Org-wide sharing defaults exactly what they sound like. They set the baseline access level for your records.

If your org-wide defaults are public read/write, then every single user in the organization will be able to view and edit a given record. Public read/write removes the need for any of the other sharing methods, because everyone is already allowed to see and edit the records. Sometimes that makes sense, sometimes it doesn’t. You know your company best.

Here’s a chart illustrating some scenarios with different org-wide defaults and profile access options.


More on the Role Hierarchy

The role hierarchy allows you to create an “otherwise-set-in-stone” structure of record access. This means that if a sharing rule or manual sharing is configured, that lets the users see the records, but otherwise, record access is based on this role hierarchy.

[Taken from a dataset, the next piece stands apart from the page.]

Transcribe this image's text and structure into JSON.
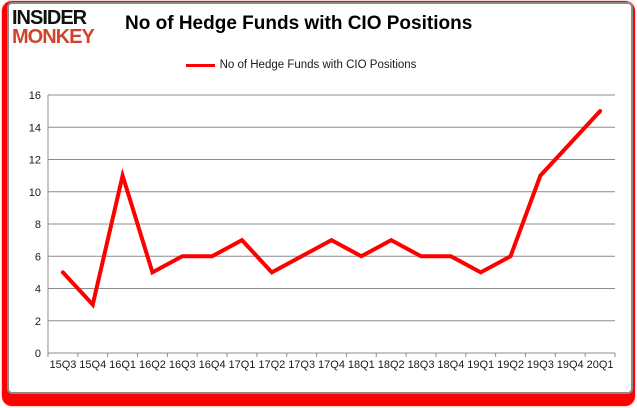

In our experience as Salesforce consultants, roles are not as commonly managed as profiles. They tend to be an afterthought, mostly because a lot of companies don’t use forecasting, and so they rarely close down view access to records with org-wide sharing defaults.

We mentioned earlier that when you are above someone in the role hierarchy, you can automatically see the records they can see. That’s generally true because SFDC sets object access to Grant Access Using Hierarchies, and for standard objects you cannot change that customization. You can, however, change that setting for custom objects. So, if you are above a user in the role hierarchy, you will be able to view all your subordinates’ records unless there’s a custom object your admin specifically set to to be inaccessible. Learn more here.

More on Sharing Rules

Sharing Rules allow you to completely disregard org-wide defaults and roles hierarchy for users, roles, territories, or public groups if records meet specific criteria.

For instance, using sharing rules, you can set up an environment where Sales Rep John should not have access to opportunity records he doesn’t own unless those opportunities are specifically owned by Sales Rep Mary or unless those opportunities have an Opportunity Type of “Existing Customer – Upgrade.”

How can this be implemented? With sharing rules!

In this case, two sharing rules can be created. The first sharing rule would state that if Mary is the opportunity owner, then give read/write access for these opportunities to John. The second sharing rule would state that if an opportunity has an Opportunity Type field value of “Existing Customer – Upgrade,” also share those records with John. In all other cases, John’s access to opportunity records is based on his position in the role hierarchy.

More on Manual Sharing

Manual sharing allows for one-time sharing of a record. This method is available as a button on the record page layout (if the admin has added it to the layout). For example, if John does not have access to Beth’s opportunities, but in this one instance Beth really needs John to see one of her opportunities, Beth can use the Sharing button on the record page to share the opportunity with John.